Quoting: StallmanThe announcement of the Friday event does an injustice to Marvin Minsky:
Quotedeceased AI "pioneer" Marvin Minsky (who is accused of assaulting one of Epstein's victims [2])

The injustice is in the word "assaulting". The term "sexual assault" is so vague and slippery that it facilitates accusation inflation:
taking claims that someone did X and leading people to think of it as Y, which is much worse than X.

The accusation quoted is a clear example of inflation. The reference reports the claim that Minsky had sex with one of Epstein’s harem.
(See (link))
Let's presume that was true (I see no reason to disbelieve it).

The word "assaulting" presumes that he applied force or violence, in some unspecified way, but the article itself says no such thing.
Only that they had sex.

We can imagine many scenarios, but the most plausible scenario is that she presented herself to him as entirely willing. Assuming she was being coerced by Epstein, he would have had every reason to tell her to conceal that from most of his associates.

I've concluded from various examples of accusation inflation that it is absolutely wrong to use the term "sexual assault" in an accusation.

Whatever conduct you want to criticize, you should describe it with a specific term that avoids moral vagueness about the nature of the criticism.

I won’t analyze it with Stallman’s rigour, but there are a few points worth repeating although others have already said so; from top to bottom:

1. Stallman’s correspondence is mostly interested in the differences between sex, rape and sexual assault and using the proper terms in an accusation, as the acts imply different levels of severity and mal-intent (in this case on the part of Minsky, not Epstein).

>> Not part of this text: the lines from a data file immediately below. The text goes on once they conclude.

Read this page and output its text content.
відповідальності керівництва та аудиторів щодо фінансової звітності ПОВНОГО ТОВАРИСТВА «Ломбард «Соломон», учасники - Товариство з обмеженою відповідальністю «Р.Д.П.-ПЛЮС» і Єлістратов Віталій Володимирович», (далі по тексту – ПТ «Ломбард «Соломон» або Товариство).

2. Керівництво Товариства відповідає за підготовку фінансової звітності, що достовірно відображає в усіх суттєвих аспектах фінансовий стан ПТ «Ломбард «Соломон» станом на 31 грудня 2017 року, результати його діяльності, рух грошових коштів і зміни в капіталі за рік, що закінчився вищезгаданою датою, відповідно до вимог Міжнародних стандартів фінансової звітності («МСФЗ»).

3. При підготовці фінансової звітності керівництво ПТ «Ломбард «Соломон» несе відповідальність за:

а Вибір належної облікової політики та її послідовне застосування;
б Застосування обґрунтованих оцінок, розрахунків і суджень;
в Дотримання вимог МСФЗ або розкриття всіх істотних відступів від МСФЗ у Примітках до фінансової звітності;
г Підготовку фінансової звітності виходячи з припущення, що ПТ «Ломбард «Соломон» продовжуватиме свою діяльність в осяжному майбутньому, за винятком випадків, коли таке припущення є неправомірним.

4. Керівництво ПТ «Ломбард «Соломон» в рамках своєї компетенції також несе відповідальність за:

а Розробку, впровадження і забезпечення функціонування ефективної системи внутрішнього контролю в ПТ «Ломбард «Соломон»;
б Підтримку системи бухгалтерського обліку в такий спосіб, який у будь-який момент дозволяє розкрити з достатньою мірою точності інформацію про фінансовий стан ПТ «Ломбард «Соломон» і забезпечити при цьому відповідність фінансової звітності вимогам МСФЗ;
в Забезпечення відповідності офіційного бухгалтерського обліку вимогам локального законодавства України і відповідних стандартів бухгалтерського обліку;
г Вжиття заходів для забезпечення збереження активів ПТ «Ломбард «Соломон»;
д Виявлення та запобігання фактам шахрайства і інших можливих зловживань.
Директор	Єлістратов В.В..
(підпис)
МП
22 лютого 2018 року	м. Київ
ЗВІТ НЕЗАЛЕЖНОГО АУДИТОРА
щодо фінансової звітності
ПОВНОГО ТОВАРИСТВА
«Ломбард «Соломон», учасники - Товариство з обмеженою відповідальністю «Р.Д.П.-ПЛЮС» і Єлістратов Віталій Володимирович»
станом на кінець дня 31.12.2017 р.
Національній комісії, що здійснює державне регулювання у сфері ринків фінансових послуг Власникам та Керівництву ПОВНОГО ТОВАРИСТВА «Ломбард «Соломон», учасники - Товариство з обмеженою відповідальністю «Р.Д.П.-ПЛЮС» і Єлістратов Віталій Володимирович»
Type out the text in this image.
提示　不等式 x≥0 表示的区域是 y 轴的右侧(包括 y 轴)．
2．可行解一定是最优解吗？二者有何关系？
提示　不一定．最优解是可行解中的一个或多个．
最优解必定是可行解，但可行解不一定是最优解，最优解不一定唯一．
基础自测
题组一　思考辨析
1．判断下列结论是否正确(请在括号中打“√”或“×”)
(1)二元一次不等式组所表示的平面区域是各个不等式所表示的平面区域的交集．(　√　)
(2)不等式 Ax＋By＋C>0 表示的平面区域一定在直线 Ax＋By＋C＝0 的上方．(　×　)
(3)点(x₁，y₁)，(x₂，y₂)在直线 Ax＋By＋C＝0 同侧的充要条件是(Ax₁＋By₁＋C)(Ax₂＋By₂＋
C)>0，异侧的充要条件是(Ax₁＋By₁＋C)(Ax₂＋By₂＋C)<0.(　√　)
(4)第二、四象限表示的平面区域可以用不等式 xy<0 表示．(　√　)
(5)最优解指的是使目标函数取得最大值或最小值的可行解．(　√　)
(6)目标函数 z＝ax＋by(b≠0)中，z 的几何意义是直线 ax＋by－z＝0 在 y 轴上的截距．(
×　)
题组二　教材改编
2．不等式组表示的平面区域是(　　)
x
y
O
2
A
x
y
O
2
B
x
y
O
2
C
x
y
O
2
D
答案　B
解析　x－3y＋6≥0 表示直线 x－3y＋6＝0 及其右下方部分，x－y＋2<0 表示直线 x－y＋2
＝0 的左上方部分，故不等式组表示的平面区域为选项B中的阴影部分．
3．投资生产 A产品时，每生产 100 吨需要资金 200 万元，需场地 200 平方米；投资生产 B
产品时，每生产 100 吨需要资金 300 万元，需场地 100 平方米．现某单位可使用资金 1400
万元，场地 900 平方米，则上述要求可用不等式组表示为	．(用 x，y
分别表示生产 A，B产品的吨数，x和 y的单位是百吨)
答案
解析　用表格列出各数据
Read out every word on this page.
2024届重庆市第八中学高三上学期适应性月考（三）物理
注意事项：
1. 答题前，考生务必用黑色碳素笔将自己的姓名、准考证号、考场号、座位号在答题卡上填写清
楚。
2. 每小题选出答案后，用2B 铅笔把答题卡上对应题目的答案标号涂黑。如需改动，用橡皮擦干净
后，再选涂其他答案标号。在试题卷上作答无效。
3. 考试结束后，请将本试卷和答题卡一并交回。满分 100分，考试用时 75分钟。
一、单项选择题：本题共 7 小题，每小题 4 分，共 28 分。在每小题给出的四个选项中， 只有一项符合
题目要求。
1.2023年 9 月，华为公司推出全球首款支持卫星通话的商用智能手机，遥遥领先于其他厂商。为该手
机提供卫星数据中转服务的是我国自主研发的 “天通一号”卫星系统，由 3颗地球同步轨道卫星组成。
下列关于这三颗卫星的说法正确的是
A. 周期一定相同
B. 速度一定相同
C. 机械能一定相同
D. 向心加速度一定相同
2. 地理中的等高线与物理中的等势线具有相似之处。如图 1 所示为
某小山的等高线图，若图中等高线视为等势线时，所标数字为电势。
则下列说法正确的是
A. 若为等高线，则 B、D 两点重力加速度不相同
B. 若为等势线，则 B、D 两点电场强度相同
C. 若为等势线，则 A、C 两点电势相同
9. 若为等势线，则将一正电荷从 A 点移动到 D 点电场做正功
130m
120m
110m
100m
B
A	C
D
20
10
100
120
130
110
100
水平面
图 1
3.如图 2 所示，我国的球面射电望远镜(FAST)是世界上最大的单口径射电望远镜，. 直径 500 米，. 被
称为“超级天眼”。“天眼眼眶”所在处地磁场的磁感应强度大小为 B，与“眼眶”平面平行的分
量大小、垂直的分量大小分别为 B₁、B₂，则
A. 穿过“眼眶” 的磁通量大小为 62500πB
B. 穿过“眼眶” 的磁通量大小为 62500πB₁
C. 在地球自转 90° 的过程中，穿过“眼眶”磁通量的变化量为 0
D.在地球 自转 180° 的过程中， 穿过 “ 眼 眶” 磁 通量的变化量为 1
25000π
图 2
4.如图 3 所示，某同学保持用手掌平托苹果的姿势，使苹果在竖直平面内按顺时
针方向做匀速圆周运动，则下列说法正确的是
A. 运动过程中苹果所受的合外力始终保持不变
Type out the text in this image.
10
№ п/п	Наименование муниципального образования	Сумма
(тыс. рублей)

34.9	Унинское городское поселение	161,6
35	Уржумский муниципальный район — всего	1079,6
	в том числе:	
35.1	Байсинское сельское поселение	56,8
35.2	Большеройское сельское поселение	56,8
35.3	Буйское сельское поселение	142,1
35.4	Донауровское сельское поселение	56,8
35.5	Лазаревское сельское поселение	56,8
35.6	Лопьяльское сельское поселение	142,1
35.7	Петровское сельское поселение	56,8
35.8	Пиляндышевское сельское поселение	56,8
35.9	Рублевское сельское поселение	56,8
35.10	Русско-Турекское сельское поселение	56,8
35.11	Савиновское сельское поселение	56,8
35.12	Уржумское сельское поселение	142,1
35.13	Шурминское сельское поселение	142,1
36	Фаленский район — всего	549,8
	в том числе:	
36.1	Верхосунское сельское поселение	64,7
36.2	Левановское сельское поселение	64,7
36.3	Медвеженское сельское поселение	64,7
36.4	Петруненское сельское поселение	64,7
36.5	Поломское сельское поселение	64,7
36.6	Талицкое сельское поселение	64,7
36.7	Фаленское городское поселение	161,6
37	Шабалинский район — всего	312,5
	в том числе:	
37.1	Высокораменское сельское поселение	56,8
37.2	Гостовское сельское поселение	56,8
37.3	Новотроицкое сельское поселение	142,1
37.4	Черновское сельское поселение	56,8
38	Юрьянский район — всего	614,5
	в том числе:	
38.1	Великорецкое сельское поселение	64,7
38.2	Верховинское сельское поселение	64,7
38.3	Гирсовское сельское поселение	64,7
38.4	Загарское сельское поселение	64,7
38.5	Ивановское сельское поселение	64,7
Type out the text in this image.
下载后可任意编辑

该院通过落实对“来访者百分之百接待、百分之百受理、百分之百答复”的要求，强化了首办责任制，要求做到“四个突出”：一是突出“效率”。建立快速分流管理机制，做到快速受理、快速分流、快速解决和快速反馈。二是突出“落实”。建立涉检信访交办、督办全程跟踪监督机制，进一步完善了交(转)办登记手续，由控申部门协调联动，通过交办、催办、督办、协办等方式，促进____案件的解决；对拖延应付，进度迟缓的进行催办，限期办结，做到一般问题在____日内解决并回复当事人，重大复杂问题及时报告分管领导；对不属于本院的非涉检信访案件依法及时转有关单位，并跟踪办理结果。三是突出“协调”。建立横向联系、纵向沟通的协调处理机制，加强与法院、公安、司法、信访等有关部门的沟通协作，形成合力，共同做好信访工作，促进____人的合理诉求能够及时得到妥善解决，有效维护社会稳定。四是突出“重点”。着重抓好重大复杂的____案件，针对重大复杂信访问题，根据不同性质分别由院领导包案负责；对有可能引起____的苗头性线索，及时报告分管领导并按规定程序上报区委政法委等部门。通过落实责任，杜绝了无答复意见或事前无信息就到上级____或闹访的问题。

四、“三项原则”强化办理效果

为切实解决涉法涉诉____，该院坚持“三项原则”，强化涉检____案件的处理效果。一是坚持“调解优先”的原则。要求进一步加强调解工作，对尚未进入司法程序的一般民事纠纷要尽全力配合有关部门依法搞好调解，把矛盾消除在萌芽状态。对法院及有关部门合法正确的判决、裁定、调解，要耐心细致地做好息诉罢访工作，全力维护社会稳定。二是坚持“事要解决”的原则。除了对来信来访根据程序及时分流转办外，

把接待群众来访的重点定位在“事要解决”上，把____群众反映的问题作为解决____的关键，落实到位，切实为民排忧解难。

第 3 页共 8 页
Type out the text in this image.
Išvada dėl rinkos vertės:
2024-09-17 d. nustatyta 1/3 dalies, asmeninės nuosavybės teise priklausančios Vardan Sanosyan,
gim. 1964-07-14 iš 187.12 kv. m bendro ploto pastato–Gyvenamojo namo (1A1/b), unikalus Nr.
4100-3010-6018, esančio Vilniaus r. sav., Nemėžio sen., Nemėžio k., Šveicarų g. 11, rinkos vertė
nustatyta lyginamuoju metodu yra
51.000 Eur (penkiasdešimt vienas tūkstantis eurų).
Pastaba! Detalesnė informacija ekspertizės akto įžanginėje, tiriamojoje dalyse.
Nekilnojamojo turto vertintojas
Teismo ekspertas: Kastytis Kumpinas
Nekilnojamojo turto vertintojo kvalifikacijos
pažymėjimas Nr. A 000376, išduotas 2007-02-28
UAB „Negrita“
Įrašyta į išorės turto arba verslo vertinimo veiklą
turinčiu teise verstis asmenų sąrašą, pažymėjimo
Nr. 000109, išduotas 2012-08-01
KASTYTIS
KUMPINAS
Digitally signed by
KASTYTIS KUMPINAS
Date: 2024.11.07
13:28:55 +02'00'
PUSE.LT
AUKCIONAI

2. To reiterate, he says she likely presented herself as entirely willing, not that she actually was. The difference matters here since he is evaluating Minsky’s culpability as a client, not Epstein’s as a pimp. I’m not sure whether Stallman implies that it makes the situation any better, but keep in mind he’s still arguing against the use of the term "assault", which leads us to:

3. He is not wrong to say that in such a scenario, it’s entirely possible that there was no use of physical force and "assault" would not apply.

The whole thing gets more wobbly and weird as the discussion goes on, and certainly provides fodder for anyone wanting to get rid of him, but at the very least Stallman clearly expresses that "We know that Giuffre was being coerced into sex -- by Epstein. She was being harmed. But the details do affect whether, and to what extent, Minsky was responsible for that."